A comprehensive experimental study in nucleate pool boiling of binary mixtures was carried out to investigate the effects of mixture composition on boiling incipient and deactivation superheats and heat transfer coefficients. All experiments were performed at a pressure of 1.01 bar on conventional smooth surfaces and an enhanced surface (High Flux of Union Carbide Corp.). Contact angles were also measured for the same mixtures on the smooth surfaces of brass and copper. The incipience and deactivation of boiling sites on the enhanced surface occurred at much lower wall superheats than on the smooth ones. For the mixture systems investigated, the incipient superheats were observed to be higher than the corresponding deactivation superheats. The classical boiling nucleation criterion was found to be inadequate in predicting the measured incipient superheats. The variation in the measured contact angles was not sufficient to explain the maximum in the incipient superheats observed at intermediate mixture compositions.
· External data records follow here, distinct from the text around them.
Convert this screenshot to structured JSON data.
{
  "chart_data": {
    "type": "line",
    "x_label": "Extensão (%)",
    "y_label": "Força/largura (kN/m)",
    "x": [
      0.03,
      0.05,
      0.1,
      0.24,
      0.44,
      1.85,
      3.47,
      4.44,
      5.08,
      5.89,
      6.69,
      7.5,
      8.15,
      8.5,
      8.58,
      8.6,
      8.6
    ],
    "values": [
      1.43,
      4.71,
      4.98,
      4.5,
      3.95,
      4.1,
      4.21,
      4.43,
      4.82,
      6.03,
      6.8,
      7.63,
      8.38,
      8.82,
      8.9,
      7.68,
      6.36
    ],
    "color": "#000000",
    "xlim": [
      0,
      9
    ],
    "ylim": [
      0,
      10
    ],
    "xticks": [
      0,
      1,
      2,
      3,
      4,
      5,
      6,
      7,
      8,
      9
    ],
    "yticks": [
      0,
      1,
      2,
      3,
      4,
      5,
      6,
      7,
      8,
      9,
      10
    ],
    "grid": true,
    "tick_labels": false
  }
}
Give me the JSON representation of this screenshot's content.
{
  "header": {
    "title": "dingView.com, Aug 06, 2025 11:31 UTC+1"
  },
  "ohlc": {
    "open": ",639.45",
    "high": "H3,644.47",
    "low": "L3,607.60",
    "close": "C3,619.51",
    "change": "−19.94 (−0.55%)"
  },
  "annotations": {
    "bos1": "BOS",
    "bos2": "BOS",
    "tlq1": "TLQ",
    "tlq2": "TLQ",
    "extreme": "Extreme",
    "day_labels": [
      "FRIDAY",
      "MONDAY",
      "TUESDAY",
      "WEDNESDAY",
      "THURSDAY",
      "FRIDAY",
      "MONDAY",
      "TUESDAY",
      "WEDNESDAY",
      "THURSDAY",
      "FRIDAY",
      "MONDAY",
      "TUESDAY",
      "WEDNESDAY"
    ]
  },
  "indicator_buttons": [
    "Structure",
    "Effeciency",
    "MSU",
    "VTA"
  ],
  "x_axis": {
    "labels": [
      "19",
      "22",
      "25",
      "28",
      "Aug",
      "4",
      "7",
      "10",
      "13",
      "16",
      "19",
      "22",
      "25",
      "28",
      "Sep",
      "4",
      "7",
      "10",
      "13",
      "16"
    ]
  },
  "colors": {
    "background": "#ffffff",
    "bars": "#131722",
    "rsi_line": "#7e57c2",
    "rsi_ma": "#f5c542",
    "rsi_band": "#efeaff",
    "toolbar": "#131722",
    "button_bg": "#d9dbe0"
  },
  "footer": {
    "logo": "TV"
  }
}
Several new factors were identified for boiling nucleation in mixtures which could qualitatively explain these maxima in incipient superheats observed for the mixtures.;The boiling heat transfer coefficients obtained on the smooth surfaces showed a deterioration when compared with the values obtained from a simple linear mixing law between the single component values. The enhanced surface heat transfer coefficients for boiling of the same mixtures showed both positive and negative deviations from the linear mixing law between the pure component values. The heat transfer coefficients on the enhanced surface showed appreciable augmentation when compared to those obtained on conventional smooth surfaces under similar conditions. The Schluender correlation was tested against the observed values of heat transfer coefficients and reasonable agreement was observed for only two of the four mixture systems tested on smooth surfaces. Enhanced surface heat transfer coefficients could not be satisfactorily correlated by the Schluender correlation.